What I would advice is:
- Download a full download copy of SMF 2.0 RC5
- Delete all the SMF Files and Folders from the server. (Make a backup of the hacked data just if there are useful files within it which can be helpful to you.)
- Upload the fresh copy of SMF 2.0 RC5
- Run repair_settings.php (What is repair_settings.php?)
- Download the Large Upgrade from the download section here.
- Upload ONLY the upgrade.php and the relevant .sql files
- Run upgrade.php and upgrade your database to SMF 2.0 RC5 from SMF 2.0 RC3

This should hopefully help you get back on track.

[NergalHST]

My site is Hostellroleplay.net

[NergalHST]

Why would the guy just hack it and put that page in for? No other things in the file mananger look messed with. Is there a way I could restore it and then update?

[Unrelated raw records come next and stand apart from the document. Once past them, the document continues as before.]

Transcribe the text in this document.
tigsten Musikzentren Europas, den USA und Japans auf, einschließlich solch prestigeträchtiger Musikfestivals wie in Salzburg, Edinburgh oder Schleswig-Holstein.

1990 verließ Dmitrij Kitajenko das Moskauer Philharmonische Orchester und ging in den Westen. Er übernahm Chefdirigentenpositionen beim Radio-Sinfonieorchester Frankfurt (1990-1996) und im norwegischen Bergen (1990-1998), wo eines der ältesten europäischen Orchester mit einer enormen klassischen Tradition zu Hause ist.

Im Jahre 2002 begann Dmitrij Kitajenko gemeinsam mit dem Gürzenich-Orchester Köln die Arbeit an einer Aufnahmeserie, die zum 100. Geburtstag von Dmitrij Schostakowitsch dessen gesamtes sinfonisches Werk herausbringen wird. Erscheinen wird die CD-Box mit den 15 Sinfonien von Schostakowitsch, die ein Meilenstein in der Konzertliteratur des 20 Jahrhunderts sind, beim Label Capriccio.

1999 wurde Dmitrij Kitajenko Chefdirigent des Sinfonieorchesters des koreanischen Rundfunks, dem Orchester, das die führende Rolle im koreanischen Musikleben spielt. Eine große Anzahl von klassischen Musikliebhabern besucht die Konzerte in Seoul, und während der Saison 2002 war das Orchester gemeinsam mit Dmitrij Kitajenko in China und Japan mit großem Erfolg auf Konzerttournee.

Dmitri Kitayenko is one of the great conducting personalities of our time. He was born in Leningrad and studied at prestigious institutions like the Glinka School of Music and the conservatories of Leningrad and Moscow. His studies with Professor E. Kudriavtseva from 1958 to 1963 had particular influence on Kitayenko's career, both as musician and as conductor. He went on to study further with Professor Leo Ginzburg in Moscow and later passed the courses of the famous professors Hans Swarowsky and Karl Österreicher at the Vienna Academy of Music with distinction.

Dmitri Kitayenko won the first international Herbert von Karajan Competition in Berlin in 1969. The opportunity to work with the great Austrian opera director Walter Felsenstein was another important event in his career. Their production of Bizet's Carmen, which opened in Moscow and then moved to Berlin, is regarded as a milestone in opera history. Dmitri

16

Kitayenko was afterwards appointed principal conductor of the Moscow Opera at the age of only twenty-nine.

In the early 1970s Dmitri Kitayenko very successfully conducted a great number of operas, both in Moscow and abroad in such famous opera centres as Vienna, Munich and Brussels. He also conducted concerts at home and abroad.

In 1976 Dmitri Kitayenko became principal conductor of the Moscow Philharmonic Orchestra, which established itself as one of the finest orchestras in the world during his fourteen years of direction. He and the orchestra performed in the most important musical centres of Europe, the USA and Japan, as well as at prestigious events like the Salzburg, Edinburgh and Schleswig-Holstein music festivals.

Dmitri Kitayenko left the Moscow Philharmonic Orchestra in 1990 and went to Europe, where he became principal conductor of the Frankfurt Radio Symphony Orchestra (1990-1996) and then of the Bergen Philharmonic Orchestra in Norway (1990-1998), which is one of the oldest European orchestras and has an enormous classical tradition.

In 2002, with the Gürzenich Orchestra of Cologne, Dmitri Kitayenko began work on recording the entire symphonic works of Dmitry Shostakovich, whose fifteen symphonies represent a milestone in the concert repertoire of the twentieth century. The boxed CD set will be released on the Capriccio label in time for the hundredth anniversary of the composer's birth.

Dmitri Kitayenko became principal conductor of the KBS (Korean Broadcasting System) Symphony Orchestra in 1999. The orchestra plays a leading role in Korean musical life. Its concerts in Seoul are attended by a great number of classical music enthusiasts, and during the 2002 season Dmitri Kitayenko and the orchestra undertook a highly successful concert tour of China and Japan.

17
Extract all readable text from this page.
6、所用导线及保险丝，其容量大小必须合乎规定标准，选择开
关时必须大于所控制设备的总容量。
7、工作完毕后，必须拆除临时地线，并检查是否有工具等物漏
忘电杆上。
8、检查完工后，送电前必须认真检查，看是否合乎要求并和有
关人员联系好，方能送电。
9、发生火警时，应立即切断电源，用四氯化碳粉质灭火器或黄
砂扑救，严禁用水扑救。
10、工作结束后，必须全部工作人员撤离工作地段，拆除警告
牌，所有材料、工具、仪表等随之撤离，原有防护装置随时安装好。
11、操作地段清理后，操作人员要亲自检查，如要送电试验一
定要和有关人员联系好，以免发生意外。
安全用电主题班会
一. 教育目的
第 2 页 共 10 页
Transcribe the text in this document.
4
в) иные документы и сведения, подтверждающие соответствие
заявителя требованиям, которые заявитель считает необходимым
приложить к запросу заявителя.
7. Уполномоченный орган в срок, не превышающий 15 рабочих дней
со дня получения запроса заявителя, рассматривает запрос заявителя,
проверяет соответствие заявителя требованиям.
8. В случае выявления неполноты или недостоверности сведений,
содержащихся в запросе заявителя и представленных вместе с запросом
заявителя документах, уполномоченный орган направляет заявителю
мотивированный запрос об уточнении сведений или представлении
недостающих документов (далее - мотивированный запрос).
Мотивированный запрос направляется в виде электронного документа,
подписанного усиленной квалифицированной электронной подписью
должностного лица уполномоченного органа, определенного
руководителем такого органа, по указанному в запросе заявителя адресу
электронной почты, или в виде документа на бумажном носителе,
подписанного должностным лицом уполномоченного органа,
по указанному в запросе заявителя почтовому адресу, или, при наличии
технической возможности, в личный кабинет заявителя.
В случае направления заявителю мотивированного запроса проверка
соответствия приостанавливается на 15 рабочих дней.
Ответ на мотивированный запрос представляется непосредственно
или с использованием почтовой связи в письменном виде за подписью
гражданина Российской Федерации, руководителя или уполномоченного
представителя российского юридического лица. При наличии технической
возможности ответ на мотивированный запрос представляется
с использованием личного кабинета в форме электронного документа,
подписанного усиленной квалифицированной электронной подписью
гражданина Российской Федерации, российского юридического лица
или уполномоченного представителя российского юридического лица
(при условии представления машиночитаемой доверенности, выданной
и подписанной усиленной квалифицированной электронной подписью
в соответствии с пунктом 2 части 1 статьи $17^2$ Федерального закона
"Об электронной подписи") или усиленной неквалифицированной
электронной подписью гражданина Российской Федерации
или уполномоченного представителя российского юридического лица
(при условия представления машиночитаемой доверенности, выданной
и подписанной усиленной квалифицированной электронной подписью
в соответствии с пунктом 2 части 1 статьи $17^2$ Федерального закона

I'm not really technical with this kind of stuff so I would appreciate some help.

Also displaying an error:

Code Select Expand

Parse error: syntax error, unexpected T_CONSTANT_ENCAPSED_STRING, expecting ',' or ';' in /home/hoste1/public_html/forum/Themes/default/Compat.template.php on line 32

[NergalHST]

My admin just told me some information I thought would be relevant. He says that the hack is only affecting admins when they log into the forums, like it is only displayed to admins and that all normal users browse the forums fine and everything works for them? I deleted the hackers index page, can I just set the theme to default for now?

[kat]

To ensure your forum's clean, you can always get the LARGE upgrade archive and upload all the files to your site, overwriting what's there, now. That will, almost certainly, screw every one of your mods, sadly. They'll still be in "Packages", but they'll need to be reapplied.

Don't upload upgrade.php, though.

That's assuming that you've been a norty admin and you don't have a backup to restore.

[NergalHST]

One of my other admins has a backup somewhere... also nice Sig.

[kat]

Thanks! I put it there in the hope that it would make people remember.

Restoring the backup might be the best plan, then, ay?

[NergalHST]

Yes indeed it may be, also for now I'm getting a:

Parse error: syntax error, unexpected T_CONSTANT_ENCAPSED_STRING, expecting ',' or ';' in /home/hoste1/public_html/forum/Themes/default/Compat.template.php on line 32

?

[NergalHST]

I've recovered the forums with a backup, but I'm getting the above problem. Any ideas?

[Illori]

you would need to attach the file giving the error message for someone to be able to review it for errors.

[NergalHST]

Parse error: syntax error, unexpected T_CONSTANT_ENCAPSED_STRING, expecting ',' or ';' in /home/hoste1/public_html/forum/Themes/default/Compat.template.php on line 32

I've attached the file giving me this error.